Process Safety: Are You Managing Your Hazards or Managing Your Activities? | AIChE

Process Safety: Are You Managing Your Hazards or Managing Your Activities?

Type

Conference Presentation

Conference Type

AIChE Spring Meeting and Global Congress on Process Safety

Presentation Date

April 2, 2014

Duration

30 minutes

Skill Level

Intermediate

PDHs

0.50

In process safety, the key protection layers against major accident hazard scenarios are often the small details such as the correct setting on a trip system, being able to recognise and respond to a critical alarm in the face of the other control room distractions, and strictly adhering to the few key process safety related steps in a complex procedure.   Ensuring that these key details are clearly identified, understood and kept intact through the design, installation, and operating phases of the process safety lifecycle can be challenging.
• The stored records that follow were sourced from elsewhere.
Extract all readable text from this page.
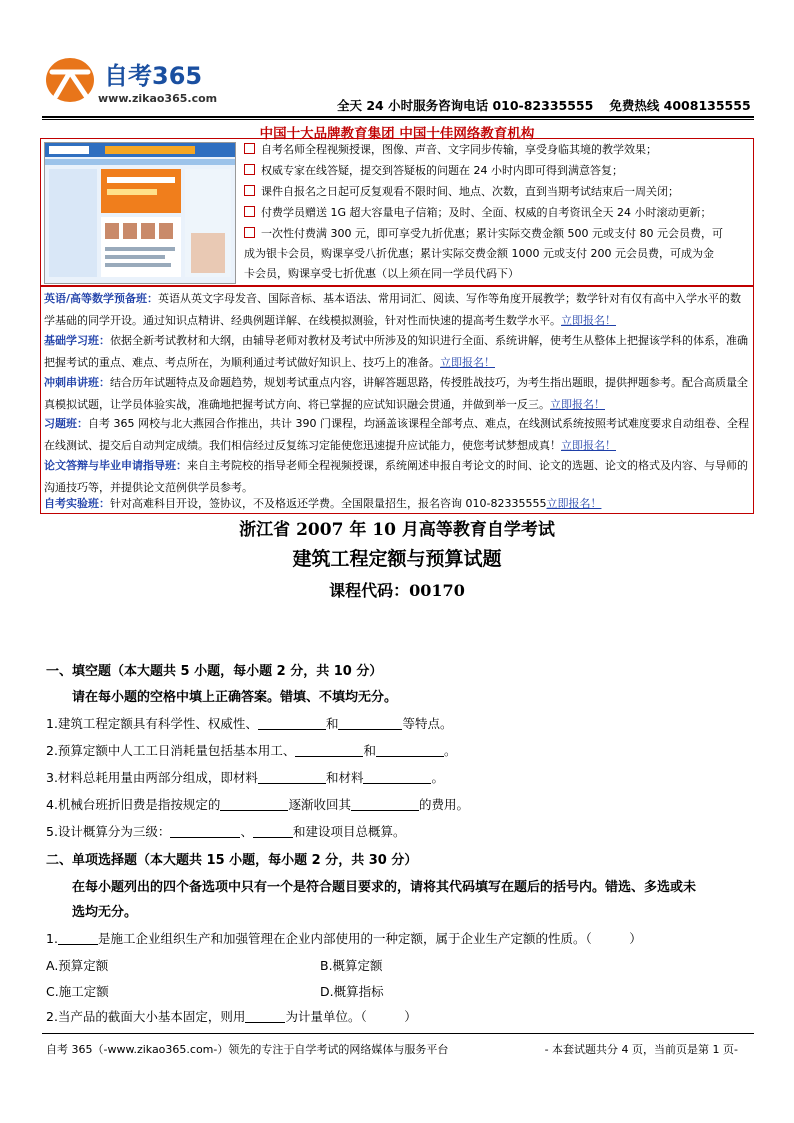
自考365
www.zikao365.com	全天 24 小时服务咨询电话 010-82335555 免费热线 4008135555
中国十大品牌教育集团 中国十佳网络教育机构
自考名师全程视频授课，图像、声音、文字同步传输，享受身临其境的教学效果；
权威专家在线答疑，提交到答疑板的问题在 24 小时内即可得到满意答复；
课件自报名之日起可反复观看不限时间、地点、次数，直到当期考试结束后一周关闭；
付费学员赠送 1G 超大容量电子信箱；及时、全面、权威的自考资讯全天 24 小时滚动更新；
一次性付费满 300 元，即可享受九折优惠；累计实际交费金额 500 元或支付 80 元会员费，可
成为银卡会员，购课享受八折优惠；累计实际交费金额 1000 元或支付 200 元会员费，可成为金
卡会员，购课享受七折优惠（以上须在同一学员代码下）
英语/高等数学预备班：英语从英文字母发音、国际音标、基本语法、常用词汇、阅读、写作等角度开展教学；数学针对有仅有高中入学水平的数学基础的同学开设。通过知识点精讲、经典例题详解、在线模拟测验，针对性而快速的提高考生数学水平。立即报名！
基础学习班：依据全新考试教材和大纲，由辅导老师对教材及考试中所涉及的知识进行全面、系统讲解，使考生从整体上把握该学科的体系，准确把握考试的重点、难点、考点所在，为顺利通过考试做好知识上、技巧上的准备。立即报名！
冲刺串讲班：结合历年试题特点及命题趋势，规划考试重点内容，讲解答题思路，传授胜战技巧，为考生指出题眼，提供押题参考。配合高质量全真模拟试题，让学员体验实战，准确地把握考试方向、将已掌握的应试知识融会贯通，并做到举一反三。立即报名！
习题班：自考 365 网校与北大燕园合作推出，共计 390 门课程，均涵盖该课程全部考点、难点，在线测试系统按照考试难度要求自动组卷、全程在线测试、提交后自动判定成绩。我们相信经过反复练习定能使您迅速提升应试能力，使您考试梦想成真！立即报名！
论文答辩与毕业申请指导班：来自主考院校的指导老师全程视频授课，系统阐述申报自考论文的时间、论文的选题、论文的格式及内容、与导师的沟通技巧等，并提供论文范例供学员参考。
自考实验班：针对高难科目开设，签协议，不及格返还学费。全国限量招生，报名咨询 010-82335555立即报名！
浙江省 2007 年 10 月高等教育自学考试
建筑工程定额与预算试题
课程代码：00170
一、填空题（本大题共 5 小题，每小题 2 分，共 10 分）
请在每小题的空格中填上正确答案。错填、不填均无分。
1.建筑工程定额具有科学性、权威性、	和	等特点。
2.预算定额中人工工日消耗量包括基本用工、	和	。
3.材料总耗用量由两部分组成，即材料	和材料	。
4.机械台班折旧费是指按规定的	逐渐收回其	的费用。
5.设计概算分为三级：	、	和建设项目总概算。
二、单项选择题（本大题共 15 小题，每小题 2 分，共 30 分）
在每小题列出的四个备选项中只有一个是符合题目要求的，请将其代码填写在题后的括号内。错选、多选或未
选均无分。
1.	是施工企业组织生产和加强管理在企业内部使用的一种定额，属于企业生产定额的性质。（　　　）
A.预算定额	B.概算定额
C.施工定额	D.概算指标
2.当产品的截面大小基本固定，则用	为计量单位。（　　　）
自考 365（-www.zikao365.com-）领先的专注于自学考试的网络媒体与服务平台	- 本套试题共分 4 页，当前页是第 1 页-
One reason for the difficulty is that process safety management frameworks are often built around delivering specific activities such as process hazard reviews, SIL assessments, incident investigations, training material development, and reviewing and updating operating procedures.  These activities are done by different people in different departments at different times.  The critical details or understanding can easily be lost in the transitions between the activities or the departments responsible for them.  This can result in the whole being less than the sum of the parts, and the all too common management question “why do we keep having these incidents after all the time and resources we put into process safety?”
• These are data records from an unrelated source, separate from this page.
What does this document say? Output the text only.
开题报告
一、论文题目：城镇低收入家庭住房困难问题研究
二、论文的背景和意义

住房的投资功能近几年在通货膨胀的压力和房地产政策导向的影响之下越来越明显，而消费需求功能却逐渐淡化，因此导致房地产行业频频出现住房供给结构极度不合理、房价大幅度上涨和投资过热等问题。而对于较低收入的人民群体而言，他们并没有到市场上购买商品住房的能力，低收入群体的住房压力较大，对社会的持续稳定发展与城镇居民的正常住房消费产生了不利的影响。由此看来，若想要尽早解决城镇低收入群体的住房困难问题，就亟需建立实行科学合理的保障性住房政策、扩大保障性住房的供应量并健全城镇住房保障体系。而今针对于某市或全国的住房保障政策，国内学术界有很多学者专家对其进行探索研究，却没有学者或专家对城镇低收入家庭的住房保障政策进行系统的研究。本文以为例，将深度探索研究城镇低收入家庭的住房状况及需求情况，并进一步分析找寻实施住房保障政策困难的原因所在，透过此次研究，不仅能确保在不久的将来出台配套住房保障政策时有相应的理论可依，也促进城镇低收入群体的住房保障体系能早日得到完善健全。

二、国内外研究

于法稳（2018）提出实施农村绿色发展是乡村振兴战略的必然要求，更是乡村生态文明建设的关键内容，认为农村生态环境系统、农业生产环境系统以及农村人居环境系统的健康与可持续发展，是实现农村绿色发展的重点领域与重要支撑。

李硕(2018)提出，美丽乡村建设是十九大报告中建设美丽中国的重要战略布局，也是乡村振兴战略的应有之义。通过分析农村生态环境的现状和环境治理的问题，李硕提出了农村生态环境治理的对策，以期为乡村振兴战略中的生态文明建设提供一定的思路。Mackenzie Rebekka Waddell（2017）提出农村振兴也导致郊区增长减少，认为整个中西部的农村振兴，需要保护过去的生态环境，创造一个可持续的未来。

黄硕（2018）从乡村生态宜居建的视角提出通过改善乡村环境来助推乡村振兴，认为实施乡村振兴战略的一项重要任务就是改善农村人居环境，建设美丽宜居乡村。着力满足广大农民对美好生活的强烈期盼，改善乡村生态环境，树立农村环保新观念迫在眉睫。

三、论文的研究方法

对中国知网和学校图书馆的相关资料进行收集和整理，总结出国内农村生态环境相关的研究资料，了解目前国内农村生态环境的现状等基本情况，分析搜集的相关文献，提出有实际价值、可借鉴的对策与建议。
This paper outlines a framework for focusing on ‘hazard management’ rather than ‘activity management’.  With this approach, the key information on the hazards and the required mitigations becomes the central focus, and all of the supporting activities either feed into developing this information, or use this information as a basis for setting up the maintenance and operating information and systems.  This provides clear links between the related activities and work processes and maintains the integrity of the information, keeping it ‘evergreen’.  The framework can be further strengthened by a process safety auditing protocol (also addressed in the paper) which not only identifies gaps in the protection layers, but also the gaps in linkages between the different activities or in the activities themselves.

Shifting the management framework to emphasize hazards rather than processes should result in fewer incidents through improved operational awareness and maintenance of protection layers.  In addition, the supporting activities will be much better aligned, utilising resources more efficiently by reducing duplication and rework.